Foto: Marcos Oliveira/Agência Senado
A Proposta de Emenda à Constituição (PEC) que prevê o fim da escala 6×1 e reduz a jornada semanal de trabalho de 44 para 40 horas avançará agora para análise do Senado Federal, após aprovação na Câmara dos Deputados na última quarta-feira (27), com ampla maioria em dois turnos de votação.
No primeiro turno, o texto recebeu 472 votos favoráveis e 22 contrários. Já na segunda votação, foram 461 votos a favor e 19 contra, consolidando uma das maiores vitórias legislativas recentes do governo Luiz Inácio Lula da Silva (PT) em pautas de apelo popular.
A proposta aguarda despacho do presidente do Senado, Davi Alcolumbre (União Brasil-AP), para iniciar tramitação na Comissão de Constituição e Justiça (CCJ), presidida pelo senador Otto Alencar (PSD-BA), aliado do Palácio do Planalto. Segundo interlocutores ouvidos pela imprensa, a expectativa é de continuidade da tramitação sem grandes obstáculos regimentais na comissão.
De acordo com apuração divulgada, Otto Alencar deve indicar rapidamente um relator após o envio formal do texto e já articula reunião presencial com Alcolumbre para discutir o rito da proposta. Os dois conversaram por telefone na quinta-feira (28), mas o senador baiano afirmou preferir definir detalhes do andamento em encontro previsto para a próxima semana.
“Falei com o Davi hoje no telefone para marcar uma conversa pessoalmente com ele na semana que vem. Conversei com ele que precisamos estabelecer um critério para essas matérias que precisam ser apreciadas na CCJ”, declarou Otto.
O presidente da comissão defende que a PEC aprovada pela Câmara seja analisada conjuntamente com uma proposta alternativa já apresentada no Senado pelo senador Rogério Marinho (PL-RN), coordenador da pré-campanha presidencial de Flávio Bolsonaro (PL-RJ).
A chamada “PEC paralela”, registrada como PEC 12/2026, propõe um modelo de jornada mais flexível, baseado na proporcionalidade entre horas efetivamente trabalhadas e remuneração, sem extinguir expressamente a escala 6×1. O texto recebeu apoio de 36 senadores e conta com assinaturas de integrantes da oposição, incluindo Flávio Bolsonaro.
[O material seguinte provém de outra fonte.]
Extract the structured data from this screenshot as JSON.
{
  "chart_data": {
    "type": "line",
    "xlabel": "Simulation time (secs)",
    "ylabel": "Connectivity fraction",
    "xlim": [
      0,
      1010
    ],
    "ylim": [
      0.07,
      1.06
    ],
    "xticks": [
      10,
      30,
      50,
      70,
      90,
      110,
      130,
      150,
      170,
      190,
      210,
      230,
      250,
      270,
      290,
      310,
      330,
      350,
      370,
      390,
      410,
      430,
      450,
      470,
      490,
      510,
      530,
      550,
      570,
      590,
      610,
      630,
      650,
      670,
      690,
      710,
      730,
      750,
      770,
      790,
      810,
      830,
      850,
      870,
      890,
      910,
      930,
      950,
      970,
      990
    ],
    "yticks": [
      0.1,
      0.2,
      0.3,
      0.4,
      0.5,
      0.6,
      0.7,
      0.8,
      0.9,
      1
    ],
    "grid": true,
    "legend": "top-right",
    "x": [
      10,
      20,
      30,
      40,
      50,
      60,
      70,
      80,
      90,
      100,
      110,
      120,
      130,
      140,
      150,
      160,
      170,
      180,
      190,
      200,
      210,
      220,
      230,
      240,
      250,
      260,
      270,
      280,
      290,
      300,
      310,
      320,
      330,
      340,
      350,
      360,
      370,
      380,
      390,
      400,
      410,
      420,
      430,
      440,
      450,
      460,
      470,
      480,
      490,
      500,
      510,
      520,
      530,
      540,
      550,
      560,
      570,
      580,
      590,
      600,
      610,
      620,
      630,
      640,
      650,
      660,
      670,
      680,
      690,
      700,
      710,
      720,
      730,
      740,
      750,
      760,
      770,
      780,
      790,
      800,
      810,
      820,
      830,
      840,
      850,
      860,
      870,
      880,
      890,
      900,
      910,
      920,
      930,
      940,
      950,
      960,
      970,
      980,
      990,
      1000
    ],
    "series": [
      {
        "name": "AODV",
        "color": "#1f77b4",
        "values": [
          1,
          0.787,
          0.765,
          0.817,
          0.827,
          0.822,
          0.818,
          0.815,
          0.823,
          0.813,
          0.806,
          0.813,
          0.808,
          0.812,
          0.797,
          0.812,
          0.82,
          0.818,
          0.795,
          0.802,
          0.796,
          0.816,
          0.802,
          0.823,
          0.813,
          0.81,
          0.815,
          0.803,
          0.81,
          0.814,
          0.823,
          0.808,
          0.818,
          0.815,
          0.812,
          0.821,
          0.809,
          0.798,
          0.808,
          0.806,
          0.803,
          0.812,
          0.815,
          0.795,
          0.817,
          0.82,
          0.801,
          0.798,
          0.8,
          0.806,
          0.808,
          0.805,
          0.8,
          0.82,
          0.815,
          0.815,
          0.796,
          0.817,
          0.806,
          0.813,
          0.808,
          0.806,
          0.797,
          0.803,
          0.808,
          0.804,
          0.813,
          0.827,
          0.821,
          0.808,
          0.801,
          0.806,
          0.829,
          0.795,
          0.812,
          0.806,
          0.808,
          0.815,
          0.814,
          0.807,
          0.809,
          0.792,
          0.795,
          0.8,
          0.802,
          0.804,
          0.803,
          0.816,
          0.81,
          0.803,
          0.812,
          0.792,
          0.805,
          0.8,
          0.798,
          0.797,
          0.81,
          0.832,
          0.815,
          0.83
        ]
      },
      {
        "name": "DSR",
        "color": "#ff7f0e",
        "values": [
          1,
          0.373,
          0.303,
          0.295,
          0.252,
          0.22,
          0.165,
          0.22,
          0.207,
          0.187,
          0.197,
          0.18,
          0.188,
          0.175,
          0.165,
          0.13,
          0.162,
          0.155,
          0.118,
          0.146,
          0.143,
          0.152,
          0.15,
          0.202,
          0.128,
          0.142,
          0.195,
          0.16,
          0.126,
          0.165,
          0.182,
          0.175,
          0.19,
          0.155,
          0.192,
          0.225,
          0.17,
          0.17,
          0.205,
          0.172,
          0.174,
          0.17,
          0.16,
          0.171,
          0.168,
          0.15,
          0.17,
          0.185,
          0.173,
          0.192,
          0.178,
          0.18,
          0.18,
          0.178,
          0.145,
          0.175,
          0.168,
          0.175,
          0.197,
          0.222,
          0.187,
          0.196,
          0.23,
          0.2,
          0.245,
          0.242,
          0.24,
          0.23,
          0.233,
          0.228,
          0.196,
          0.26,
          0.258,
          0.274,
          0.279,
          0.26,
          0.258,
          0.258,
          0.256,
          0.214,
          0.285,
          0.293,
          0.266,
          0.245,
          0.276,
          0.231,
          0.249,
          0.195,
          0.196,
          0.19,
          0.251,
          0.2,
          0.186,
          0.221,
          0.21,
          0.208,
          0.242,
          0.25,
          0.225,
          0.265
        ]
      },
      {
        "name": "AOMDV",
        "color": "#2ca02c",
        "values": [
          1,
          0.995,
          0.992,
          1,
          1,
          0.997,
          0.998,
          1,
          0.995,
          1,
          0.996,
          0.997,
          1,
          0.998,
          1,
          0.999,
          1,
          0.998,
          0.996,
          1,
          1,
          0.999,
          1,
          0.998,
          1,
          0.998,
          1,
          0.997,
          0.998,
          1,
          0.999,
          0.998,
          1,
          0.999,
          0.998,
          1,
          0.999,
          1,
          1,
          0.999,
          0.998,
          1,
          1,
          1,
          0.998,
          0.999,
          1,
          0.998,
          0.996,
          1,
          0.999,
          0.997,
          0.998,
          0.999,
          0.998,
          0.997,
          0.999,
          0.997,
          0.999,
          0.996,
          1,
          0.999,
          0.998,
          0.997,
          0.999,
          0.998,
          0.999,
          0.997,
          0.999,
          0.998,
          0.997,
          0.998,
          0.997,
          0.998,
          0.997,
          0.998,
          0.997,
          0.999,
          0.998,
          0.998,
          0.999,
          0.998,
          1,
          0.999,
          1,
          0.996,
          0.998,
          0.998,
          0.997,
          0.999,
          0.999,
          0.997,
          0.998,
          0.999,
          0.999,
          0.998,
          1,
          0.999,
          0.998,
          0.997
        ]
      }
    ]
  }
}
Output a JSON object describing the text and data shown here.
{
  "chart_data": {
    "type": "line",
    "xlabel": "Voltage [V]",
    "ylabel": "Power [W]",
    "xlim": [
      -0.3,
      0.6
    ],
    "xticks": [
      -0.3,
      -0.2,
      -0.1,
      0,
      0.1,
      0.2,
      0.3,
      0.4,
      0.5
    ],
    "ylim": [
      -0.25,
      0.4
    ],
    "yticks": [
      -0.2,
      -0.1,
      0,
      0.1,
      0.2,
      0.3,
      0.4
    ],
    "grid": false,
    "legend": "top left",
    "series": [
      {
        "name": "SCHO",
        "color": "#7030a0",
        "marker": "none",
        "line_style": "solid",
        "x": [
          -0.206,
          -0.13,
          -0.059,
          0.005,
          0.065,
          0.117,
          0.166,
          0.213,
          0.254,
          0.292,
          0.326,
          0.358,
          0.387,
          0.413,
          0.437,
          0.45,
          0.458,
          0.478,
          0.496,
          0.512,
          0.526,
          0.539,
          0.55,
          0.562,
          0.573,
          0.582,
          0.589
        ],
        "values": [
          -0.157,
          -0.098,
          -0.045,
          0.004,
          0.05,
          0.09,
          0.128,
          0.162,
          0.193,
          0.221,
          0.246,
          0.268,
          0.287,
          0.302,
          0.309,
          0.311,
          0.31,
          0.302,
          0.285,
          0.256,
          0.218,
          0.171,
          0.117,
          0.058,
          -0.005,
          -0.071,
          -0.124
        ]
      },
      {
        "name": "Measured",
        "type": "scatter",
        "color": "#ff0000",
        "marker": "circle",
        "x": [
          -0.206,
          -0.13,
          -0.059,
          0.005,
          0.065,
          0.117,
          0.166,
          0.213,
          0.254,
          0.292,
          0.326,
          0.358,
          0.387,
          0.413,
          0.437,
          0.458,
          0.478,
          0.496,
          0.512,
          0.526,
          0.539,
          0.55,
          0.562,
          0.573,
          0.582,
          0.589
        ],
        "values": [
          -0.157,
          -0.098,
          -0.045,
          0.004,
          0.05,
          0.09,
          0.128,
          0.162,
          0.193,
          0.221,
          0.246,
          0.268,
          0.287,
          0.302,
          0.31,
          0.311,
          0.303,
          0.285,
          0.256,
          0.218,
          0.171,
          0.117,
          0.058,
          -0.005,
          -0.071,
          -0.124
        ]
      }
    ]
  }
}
Aliados da proposta alternativa argumentam que o modelo permitiria maior liberdade contratual entre empregadores e trabalhadores. O deputado Marcel van Hattem (Novo-RS), um dos defensores do texto, afirmou que a medida busca ampliar flexibilidade no mercado de trabalho. “Esta PEC, sim, defende o trabalhador dando-lhe a liberdade de decidir quantas horas e quando ele quer trabalhar, como acontece em países desenvolvidos onde há mais produtividade e melhor remuneração”, declarou.
Se aprovada pela CCJ, a proposta ainda poderá seguir para análise da Comissão de Assuntos Econômicos (CAE) ou de uma comissão especial criada especificamente para examinar a matéria, modelo semelhante ao adotado pela Câmara dos Deputados.
Para ser aprovada definitivamente no Senado, a PEC precisará do apoio mínimo de três quintos dos parlamentares — o equivalente a 49 senadores — em dois turnos de votação. Caso o texto seja alterado, retornará à Câmara. Se mantido integralmente, poderá ser promulgado diretamente pelo Congresso Nacional, sem necessidade de sanção presidencial.